ExcaliBrain is transforming how I use Obsidian.md
Based on Zsolt's Visual Personal Knowledge Management's video on YouTube. If you like this content, support the original creators by watching, liking and subscribing to their content.
Excalibrain renders an Excalidraw-based, interactive graph of an Obsidian vault using Dataview as the data engine.
Briefing
Excalibrain is an interactive mind-map layer for Obsidian that turns a vault’s structure—folders, links, tags, and YAML front matter—into a navigable graph with explicit and inferred relationships. The payoff is practical: it replaces scattered navigation (file explorer, tag pane, and manual link chasing) with a single visual map that makes context appear instantly, including connections through “virtual notes” that don’t exist as files yet.
At its core, Excalibrain is built on two Obsidian plugins. Excalidraw provides the canvas engine for rendering and experimentation with automation, while Dataview acts as the data layer that extracts fields and link metadata from markdown. The result is a structured graph where the currently open document sits at the center, with children below, parents above, “friends” to the left (lateral connections), and siblings to the right. Colors and node types are customizable, and the view can be filtered—for example, hiding tag-driven siblings reduces visual noise and reveals only the structural children of a node.
Relationships in Excalibrain come in two flavors. Explicit relationships are defined via Dataview fields (typed as field names followed by a double colon in markdown). Inferred relationships are derived from link behavior: forward links imply parent/child direction, backlinks imply the reverse, and mutual links become lateral “friend” connections. Siblings are treated as the children of a node’s parents, which is why enabling tag/category fields can dramatically increase sibling counts.
Using Excalibrain changes how the vault is authored and navigated. The graph encourages more atomic notes—smaller, more linkable units—because large documents create cluttered views. To manage that, the workflow shifts toward embeds and tools like Node Refactor to split bigger pages into smaller parts. Even styling matters: lightweight CSS adjustments improve embedded transclusions so the graph stays readable.
A standout feature is support for virtual notes—links to items that haven’t been created as files. Excalibrain can still display their relationships, letting users navigate across the vault’s intended structure before the underlying markdown exists. That makes planning and refactoring feel less like a separate task and more like part of day-to-day navigation.
Excalibrain also functions as a control center.
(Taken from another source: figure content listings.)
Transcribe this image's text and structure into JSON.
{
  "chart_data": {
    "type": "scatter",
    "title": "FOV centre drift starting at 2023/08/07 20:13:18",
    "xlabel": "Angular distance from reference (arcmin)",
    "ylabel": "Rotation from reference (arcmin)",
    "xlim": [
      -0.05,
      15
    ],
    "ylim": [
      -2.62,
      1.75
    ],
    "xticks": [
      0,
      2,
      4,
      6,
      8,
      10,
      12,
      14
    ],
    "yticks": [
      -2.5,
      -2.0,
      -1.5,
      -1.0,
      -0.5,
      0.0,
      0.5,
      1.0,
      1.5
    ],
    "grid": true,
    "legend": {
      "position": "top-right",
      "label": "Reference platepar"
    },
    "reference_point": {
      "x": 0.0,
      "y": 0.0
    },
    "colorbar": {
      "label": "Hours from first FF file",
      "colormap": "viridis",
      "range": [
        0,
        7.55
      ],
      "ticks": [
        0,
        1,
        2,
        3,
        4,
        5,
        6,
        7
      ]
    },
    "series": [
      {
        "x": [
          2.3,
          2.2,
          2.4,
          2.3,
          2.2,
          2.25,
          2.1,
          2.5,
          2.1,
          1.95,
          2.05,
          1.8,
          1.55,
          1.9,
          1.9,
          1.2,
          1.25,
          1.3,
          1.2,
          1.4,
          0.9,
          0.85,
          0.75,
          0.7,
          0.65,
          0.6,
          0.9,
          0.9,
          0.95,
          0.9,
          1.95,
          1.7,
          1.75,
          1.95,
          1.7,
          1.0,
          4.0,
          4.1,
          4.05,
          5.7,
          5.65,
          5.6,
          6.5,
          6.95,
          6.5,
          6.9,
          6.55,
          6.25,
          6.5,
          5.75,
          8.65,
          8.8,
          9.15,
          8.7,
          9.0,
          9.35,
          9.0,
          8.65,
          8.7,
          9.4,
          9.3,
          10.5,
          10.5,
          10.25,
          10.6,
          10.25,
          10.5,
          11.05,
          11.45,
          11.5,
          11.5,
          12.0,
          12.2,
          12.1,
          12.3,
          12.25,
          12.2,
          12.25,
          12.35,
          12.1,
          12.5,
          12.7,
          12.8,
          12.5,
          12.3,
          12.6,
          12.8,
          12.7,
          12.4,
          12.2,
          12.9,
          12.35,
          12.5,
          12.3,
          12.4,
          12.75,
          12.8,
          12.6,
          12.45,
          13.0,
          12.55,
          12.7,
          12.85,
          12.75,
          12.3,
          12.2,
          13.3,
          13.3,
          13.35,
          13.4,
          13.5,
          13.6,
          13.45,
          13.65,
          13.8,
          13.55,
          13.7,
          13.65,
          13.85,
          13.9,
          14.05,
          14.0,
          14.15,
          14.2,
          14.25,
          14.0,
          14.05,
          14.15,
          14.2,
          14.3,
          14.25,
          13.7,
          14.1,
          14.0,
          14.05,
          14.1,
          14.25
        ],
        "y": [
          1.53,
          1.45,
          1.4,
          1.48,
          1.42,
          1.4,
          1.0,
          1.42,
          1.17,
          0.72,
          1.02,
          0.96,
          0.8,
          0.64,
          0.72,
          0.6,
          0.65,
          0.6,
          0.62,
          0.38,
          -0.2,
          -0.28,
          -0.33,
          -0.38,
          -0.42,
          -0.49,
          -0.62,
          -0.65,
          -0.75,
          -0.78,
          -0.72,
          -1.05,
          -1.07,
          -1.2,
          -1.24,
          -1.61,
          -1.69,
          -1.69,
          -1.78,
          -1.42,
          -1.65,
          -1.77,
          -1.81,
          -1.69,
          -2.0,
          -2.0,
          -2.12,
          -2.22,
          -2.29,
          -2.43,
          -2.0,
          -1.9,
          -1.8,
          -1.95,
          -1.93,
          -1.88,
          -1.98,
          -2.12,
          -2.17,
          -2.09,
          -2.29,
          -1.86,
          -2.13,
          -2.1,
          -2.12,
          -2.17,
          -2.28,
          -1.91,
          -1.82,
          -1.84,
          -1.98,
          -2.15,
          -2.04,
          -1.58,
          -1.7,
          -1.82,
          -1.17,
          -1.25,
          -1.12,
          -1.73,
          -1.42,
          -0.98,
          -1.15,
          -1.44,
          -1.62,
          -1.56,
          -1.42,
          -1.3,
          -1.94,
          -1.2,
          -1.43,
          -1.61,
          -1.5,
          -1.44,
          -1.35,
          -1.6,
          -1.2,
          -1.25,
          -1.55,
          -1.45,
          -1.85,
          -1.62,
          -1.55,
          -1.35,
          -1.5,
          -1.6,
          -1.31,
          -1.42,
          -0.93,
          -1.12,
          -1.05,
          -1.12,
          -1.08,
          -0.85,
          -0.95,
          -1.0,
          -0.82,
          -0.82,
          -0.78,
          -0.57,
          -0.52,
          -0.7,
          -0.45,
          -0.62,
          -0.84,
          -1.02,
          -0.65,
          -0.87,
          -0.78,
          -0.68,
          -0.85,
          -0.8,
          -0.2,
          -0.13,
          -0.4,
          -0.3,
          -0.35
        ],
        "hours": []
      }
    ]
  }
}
It can index and search nodes, exclude folders like templates to prevent clutter, cap the number of displayed children/friends (the presenter keeps it around 40), and apply per-node styling rules based on tags/categories. It supports workspace “pinning,” so the graph can either follow navigation in a specific pane or remain fixed, and it can open the current graph as an editable snapshot via a pencil button.
Installation requires Obsidian BRAT since Excalibrain isn’t in the community plugin store yet. Once installed, the graph becomes a live map of the vault—one that reflects both the information architecture and the link logic embedded in markdown.
Cornell Notes
Excalibrain turns an Obsidian vault into an interactive mind-map by rendering a graph on an Excalidraw canvas using Dataview as the data engine. The center node is the active document, with children below, parents above, friends to the left (lateral links), and siblings to the right; node appearance can be customized and filtered. Relationships come from two sources: explicit Dataview fields (typed in markdown) and inferred links (forward links, backlinks, and mutual links). The graph also supports virtual notes, so uncreated items can still appear with their inferred/explicit relationships, enabling navigation during planning. The workflow shifts toward atomic notes and strategic embeds to keep the graph readable, and Excalibrain can replace file explorer and tag-pane navigation with one integrated map.
How does Excalibrain decide what counts as a parent, child, friend, and sibling?
What’s the practical difference between explicit and inferred relationships in the graph?
Why does Excalibrain push users toward atomic notes and strategic embeds?
What are virtual notes, and why do they matter for navigation?
How do Excalibrain settings control clutter and visual readability?
What workspace features help integrate Excalibrain into daily Obsidian use?
Review Questions
- When would a relationship be inferred as a friend rather than a parent/child connection?
- How do Dataview fields enable explicit relationships, and what markdown syntax is used to define them?
- What strategies (note granularity, embeds, settings limits) help keep an Excalibrain graph from becoming cluttered?
Key Points
- 1
Excalibrain renders an Excalidraw-based, interactive graph of an Obsidian vault using Dataview as the data engine.
- 2
The active document sits at the center, with children below, parents above, friends to the left, and siblings to the right; node types and colors are customizable.
- 3
Explicit relationships come from Dataview fields in markdown, while inferred relationships come from forward links, backlinks, and mutual links.
- 4
Siblings are derived as the children of a node’s parents, so enabling tag/category fields can significantly change sibling counts.
- 5
The graph workflow encourages atomic notes and strategic embeds/transclusions to avoid clutter from large documents.
- 6
Virtual notes appear in the graph even before their files exist, preserving relationships for planning and navigation.
- 7
Excalibrain isn’t in the community plugin store; installation uses Obsidian BRAT.